Creature of Darkness (2009)

Rating: D

Dir: Mark Stouffer
Star: Devon Sawa, Sanoe Lake, Dan White, Fernanda Romero

Funded by a Powerball winner, filmed in 2005, finished in 2008, and finally seeing release now, this is a fairly-shameless ripoff of Predator, except with teens replacing the Marines. I am fairly willing to bet that the cast here does not include two future governors, but you never know. Sawa plays Andrew, plagued by nightmares of an uncle, a pilot in the Air Force, being experimented on by aliens. To try and work through these issues, he has assembled a group of friends for a weekend spent off-roading, flirting and bickering. Unfortunately, the plans are interrupted by the arrival of the titular creature, who is out to collect samples of humanity, and wears a hat and a coat. Yep. The more cynical among you may say this is to hide the crappiness of the FX, but once you see the CGI version, you’ll feel the earlier version possesses a certain naive charm in comparison. Really, given producer Andrew Whittaker won $314m in the lottery, I have to feel he could have ponied up a few more bucks there.
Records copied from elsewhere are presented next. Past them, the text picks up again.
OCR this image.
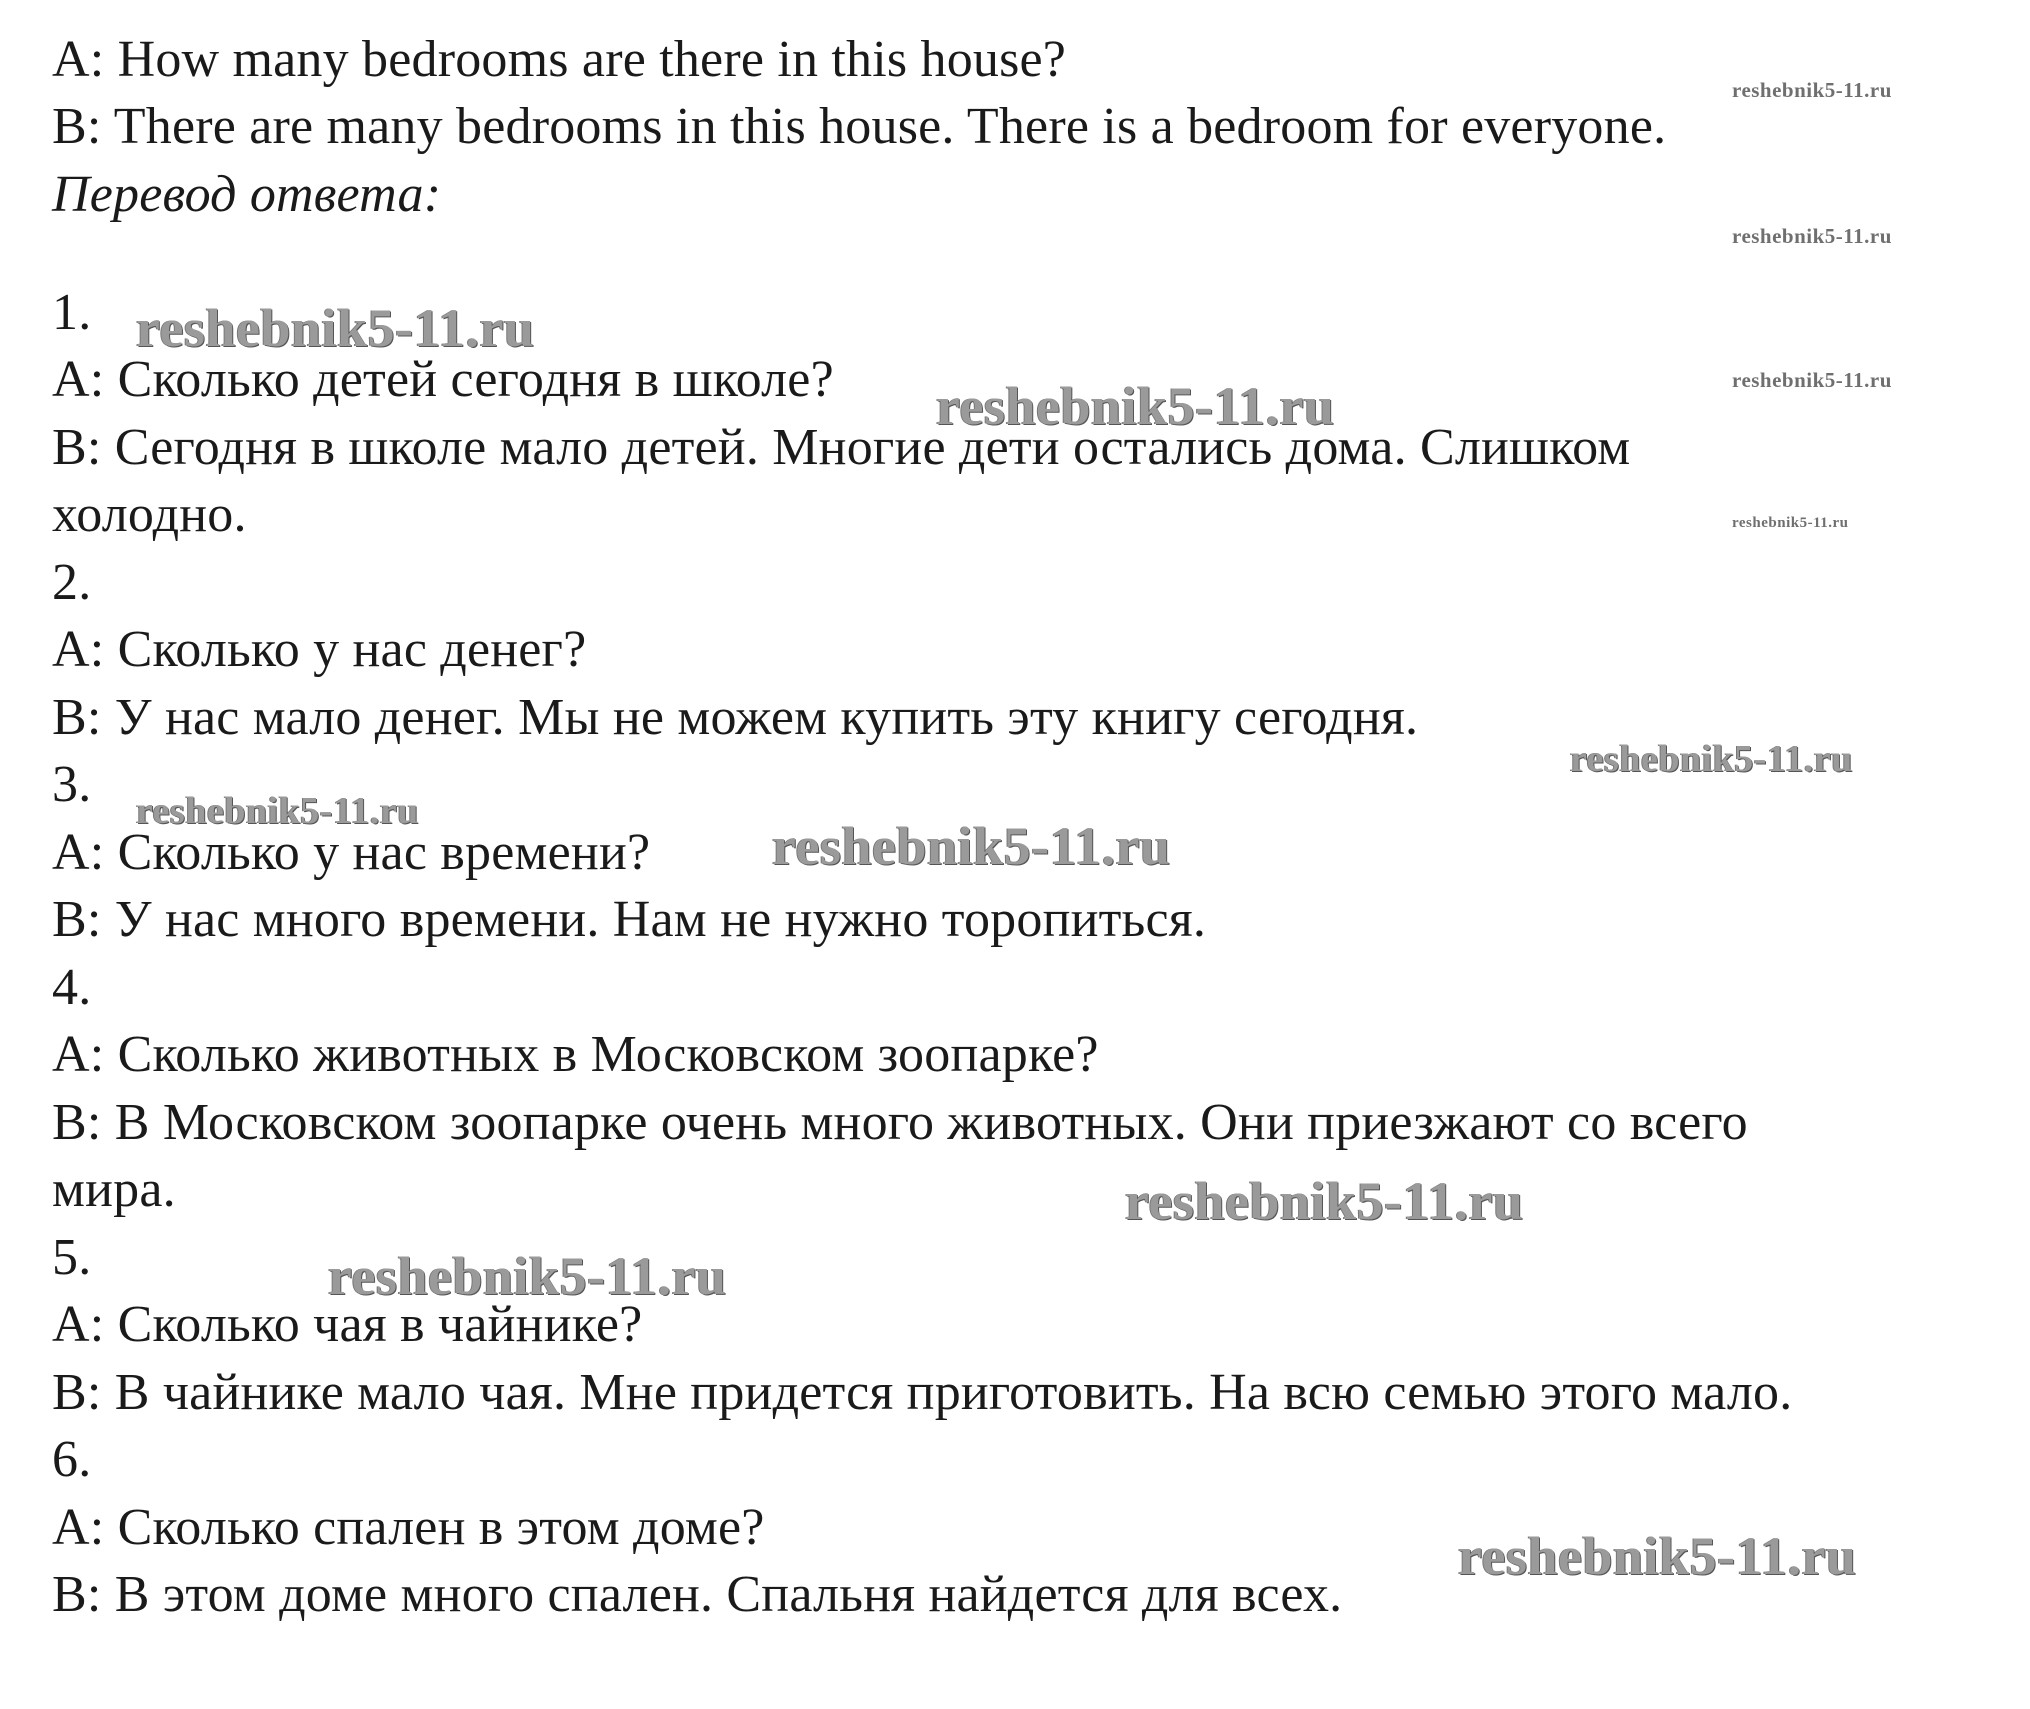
A: How many bedrooms are there in this house?
B: There are many bedrooms in this house. There is a bedroom for everyone.
Перевод ответа:
1.
A: Сколько детей сегодня в школе?
B: Сегодня в школе мало детей. Многие дети остались дома. Слишком
холодно.
2.
A: Сколько у нас денег?
B: У нас мало денег. Мы не можем купить эту книгу сегодня.
3.
A: Сколько у нас времени?
B: У нас много времени. Нам не нужно торопиться.
4.
A: Сколько животных в Московском зоопарке?
B: В Московском зоопарке очень много животных. Они приезжают со всего
мира.
5.
A: Сколько чая в чайнике?
B: В чайнике мало чая. Мне придется приготовить. На всю семью этого мало.
6.
A: Сколько спален в этом доме?
B: В этом доме много спален. Спальня найдется для всех.
reshebnik5-11.ru
reshebnik5-11.ru
reshebnik5-11.ru
reshebnik5-11.ru
reshebnik5-11.ru
reshebnik5-11.ru
reshebnik5-11.ru
reshebnik5-11.ru
reshebnik5-11.ru
reshebnik5-11.ru
reshebnik5-11.ru
reshebnik5-11.ru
Anyway, I’m sure you can work out how things go from here, so I won’t bore you with the details. If only the film had shown such consideration to me. When you try and imitate a genre classic, you had better be capable of, at least, coming somewhere close to emulating it, and this fails to do so. The characters are, outside of Andrew, immensely irritating, with their relentless whining at each other. Stouffer lacks either the resources or the will to show the predator alien at work, persistently cutting away when he needs to be delivering the groceries – if he’s going to make those in the film so annoying, the audience deserves to see, in great detail, them suffering painful and grisly demises. Sawa is not entirely awful, and the physical alien (not to be confused with the really-awful CGI one that dominates the second half) is not a bad creation, resembling a giant locust with teeth, and with what appears to be a spine as a throwing weapon. If you think that’s enough to make a movie, you have fun.